Sie spürte heute eine sonderbare Unruhe in sich und haderte mit dem Gedanken, dass sie eventuell noch ein Kind austragen musste. Sie hatte es sich doch anders gewünscht. Drei Kinder in diesen Zeiten war anstrengend genug, denn sie mussten gefüttert und gekleidet werden, eine Mitgift für die Zukunft haben und geschützt vor den räuberischen Besatzern sicher aufwachsen. Einerseits war sie wütend auf sich selbst, da sie oft genug die treibende Kraft für den kindermachenden Beischlaf war, und andererseits war sie enttäuscht, dass das Ritual doch nicht zu funktionieren schien. Hatte sie die Worte falsch gewählt? Oder waren ihre Träume einfach insgesamt nur Blödsinn gewesen, und sie war einer Illusion nachgelaufen? Sie legte die Hand auf ihren Bauch, als könnte sie dadurch etwas ändern. Noch war es an sich zu früh, um etwas verlässlich zu spüren, doch dieses eigenartige kribbelige Gefühl, das von ihr Besitz ergriffen hatte, machte sie trübsinnig und sorgenvoll zugleich.

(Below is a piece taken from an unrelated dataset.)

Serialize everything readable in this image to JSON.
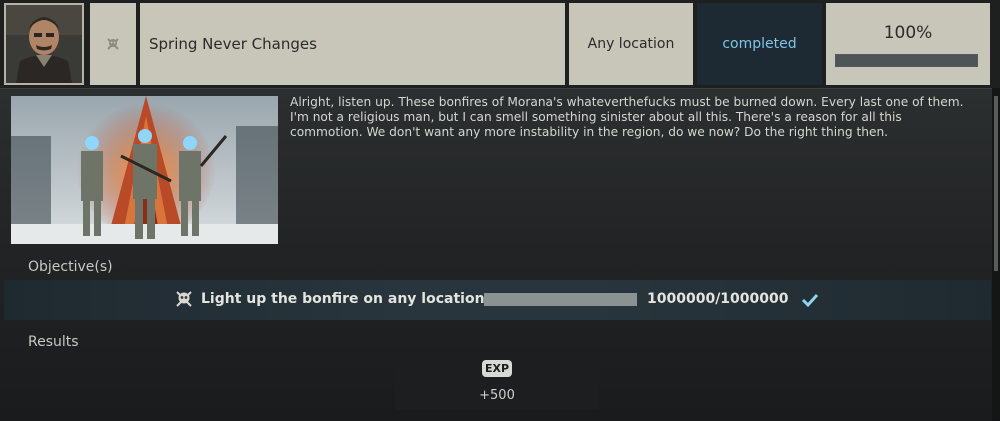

Die Kinder verstummten plötzlich, und die Stille, die so entstand, war gespenstisch. Litsa sprang auf, strauchelte kurz, fing sich aber wieder und rannte nach draußen. Es musste etwas geschehen sein, oder die drei heckten etwas aus – ganz gleich, was es war, sie musste ihnen ihre mütterliche Autorität zeigen. Dann sah sie die Menschentraube auf der Straße, die einer Prozession gleich mit schweren Schritten auf sie zukam. Alle schwiegen, und sie konnte – als die Menschen näher kamen – den Schmerz auf ihren Gesichtern sehen. Sie trugen eine hölzerne Trage, auf der etwas lag – ein Körper unter Decken verborgen. Angst griff kalt nach ihr, und ihr Herzschlag begann zu stolpern. Was sollte das? Was bedeutete das? Warum schauten alle sie so an, und warum schwiegen selbst ihre sonst so lauten und quirligen Kinder? Sie suchte sie mit ihrem Blick und stellte fest, dass ihre Schwiegereltern die drei in den Armen hatten. In den Gesichtern der beiden Alten sah sie, was sie zu fühlen begann.

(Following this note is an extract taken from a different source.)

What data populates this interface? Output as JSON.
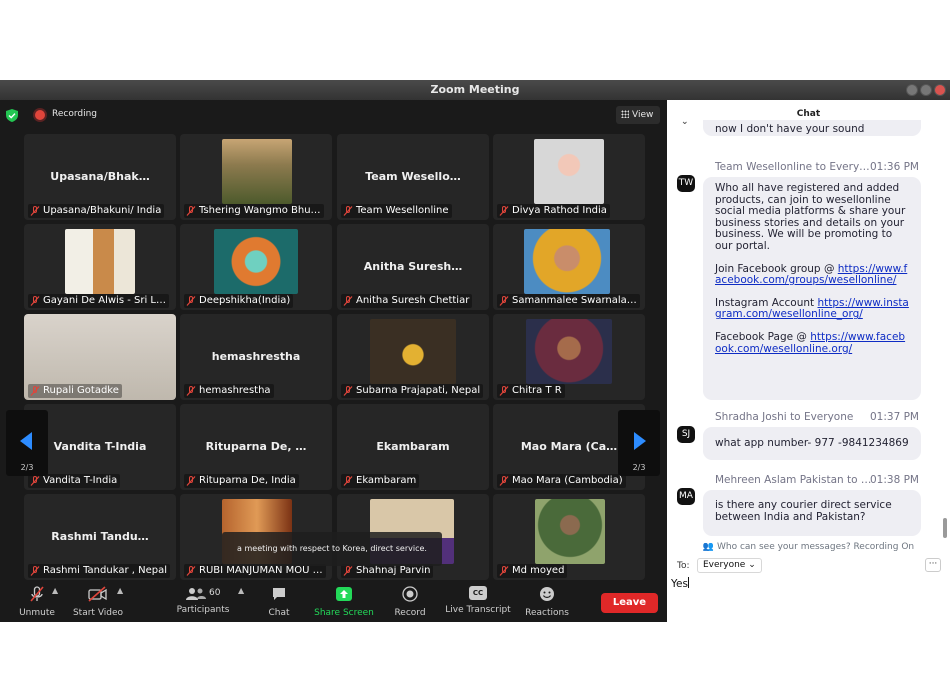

Dann löste sich ein Schrei aus ihrer Kehle, vor dem sie selbst und alle Anwesenden erschraken. Sie drehte sich um und begann zu rennen, suchte nach dem Kaninchen – denn es kannte den Weg in die Sicherheit, und es war flauschig. Sie musste es finden, denn es war ihre einzige Rettung und ihr einziger Trost. Während sie rannte, hörte sie das Schluchzen ihrer Kinder und ihre eigenen Gedanken: Was hast du getan? Was hast du dir gewünscht? Du wirst nun gewiss nie wieder in deinem Leben von Theodoris schwanger werden … nie wieder! Was hast du nur getan?